Don’t laugh, it has taken me until almost 40 years old to have to assemble a piece of Ikea furniture. For most of you, you are smirking and trying to remember where you put that tiny Allen Wrench you get free with every Ikea purchase. As I was cursing my way through box five of seven of my home improvement adventure, I realized that the first of the direction drawings could be interpreted as “don’t try this alone.” I would need help, a coalition really, of like-minded individuals (or ones that I could tempt with beer and pizza) to achieve my goal.
Right now, the water sector has also realized that it takes a village as well, and in the past few years, we have seen different Associations, municipalities and private entities join together toward common goals. There are many examples of collaborative coalition building in the water arena, but here are a few new works in progress:
- Water Week 2014: Most of the water sector associations have an advocacy day here in D.C. This year, NACWA, the Water Environment Association, the Water Environment Research Foundation, the Association of Metropolitan Water Agencies and the U.S. Water Alliance have coordinated their efforts to meet the week of April 7 for the first annual Water Week.
- Water Blues – Green Solutions: NACWA, Subaru, and Colcom partnered with Penn State Public Media on this initiative which features the integration of a feature-length, nationally distributed documentary – along with online and community outreach. With a focus on green infrastructure, the documentary explores sustainable sites, conservation, and the integration of man-made systems with natural systems.
- Congressional Clean Water Caucus: This newly-formed bipartisan Caucus, chaired by Representatives John Duncan (R-TN) and Timothy Bishop (D-NY), will spotlight issues inspired by the Water Resources Utility of the Future (UOTF) initiative, with a focus on cutting-edge technologies and innovative techniques and approaches in the clean water sector.
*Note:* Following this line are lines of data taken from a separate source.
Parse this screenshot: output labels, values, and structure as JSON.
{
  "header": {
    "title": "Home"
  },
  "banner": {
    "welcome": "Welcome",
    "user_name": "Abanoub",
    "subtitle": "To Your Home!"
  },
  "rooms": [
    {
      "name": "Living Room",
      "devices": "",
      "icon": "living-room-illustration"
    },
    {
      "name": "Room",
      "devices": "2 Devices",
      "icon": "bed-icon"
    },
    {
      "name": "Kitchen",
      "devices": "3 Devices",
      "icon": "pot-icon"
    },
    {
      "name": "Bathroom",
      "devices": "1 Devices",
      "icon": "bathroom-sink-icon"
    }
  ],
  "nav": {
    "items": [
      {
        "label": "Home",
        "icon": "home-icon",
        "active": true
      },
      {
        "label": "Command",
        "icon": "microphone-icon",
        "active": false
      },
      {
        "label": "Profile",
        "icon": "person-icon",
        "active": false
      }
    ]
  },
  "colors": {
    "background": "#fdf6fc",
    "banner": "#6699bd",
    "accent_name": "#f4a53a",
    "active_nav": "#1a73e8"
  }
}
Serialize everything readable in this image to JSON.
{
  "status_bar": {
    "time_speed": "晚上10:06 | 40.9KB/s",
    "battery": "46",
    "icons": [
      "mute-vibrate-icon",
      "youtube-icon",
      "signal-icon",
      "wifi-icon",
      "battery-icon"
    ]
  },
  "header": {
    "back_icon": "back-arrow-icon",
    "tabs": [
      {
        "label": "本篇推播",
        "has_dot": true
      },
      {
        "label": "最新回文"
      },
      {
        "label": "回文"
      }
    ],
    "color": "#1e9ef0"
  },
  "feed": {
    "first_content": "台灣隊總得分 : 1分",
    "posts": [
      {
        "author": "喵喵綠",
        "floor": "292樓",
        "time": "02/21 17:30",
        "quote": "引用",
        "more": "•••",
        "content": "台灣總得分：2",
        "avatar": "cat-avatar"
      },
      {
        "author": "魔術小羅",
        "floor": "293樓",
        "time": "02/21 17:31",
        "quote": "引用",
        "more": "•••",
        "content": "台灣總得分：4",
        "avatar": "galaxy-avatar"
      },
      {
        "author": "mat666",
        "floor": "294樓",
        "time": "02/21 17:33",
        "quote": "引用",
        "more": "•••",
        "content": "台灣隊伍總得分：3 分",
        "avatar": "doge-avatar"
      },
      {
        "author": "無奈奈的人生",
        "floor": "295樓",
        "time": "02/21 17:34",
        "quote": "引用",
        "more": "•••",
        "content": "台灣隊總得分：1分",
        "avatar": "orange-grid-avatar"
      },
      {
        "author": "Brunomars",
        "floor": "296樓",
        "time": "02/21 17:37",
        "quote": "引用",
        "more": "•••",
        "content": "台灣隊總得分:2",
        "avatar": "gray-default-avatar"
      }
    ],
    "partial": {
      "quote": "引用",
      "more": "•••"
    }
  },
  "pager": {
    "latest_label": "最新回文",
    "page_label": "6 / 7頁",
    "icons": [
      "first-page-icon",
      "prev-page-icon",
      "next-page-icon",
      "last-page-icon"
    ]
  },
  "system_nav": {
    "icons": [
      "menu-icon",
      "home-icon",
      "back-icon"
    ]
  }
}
- The Value of Water Coalition: This active coalition of 12 public and private organizations in the water sector has set out to inform the public about the important ways that water . . . connects us, grows jobs and opportunity, keeps us safe and healthy, and sustains our environment.
While working together can be challenging (just ask my friends that helped me with furniture assembly), it can also be worthwhile. Perhaps it is only through working together that we can achieve the common goal of clean and safe water for future generations.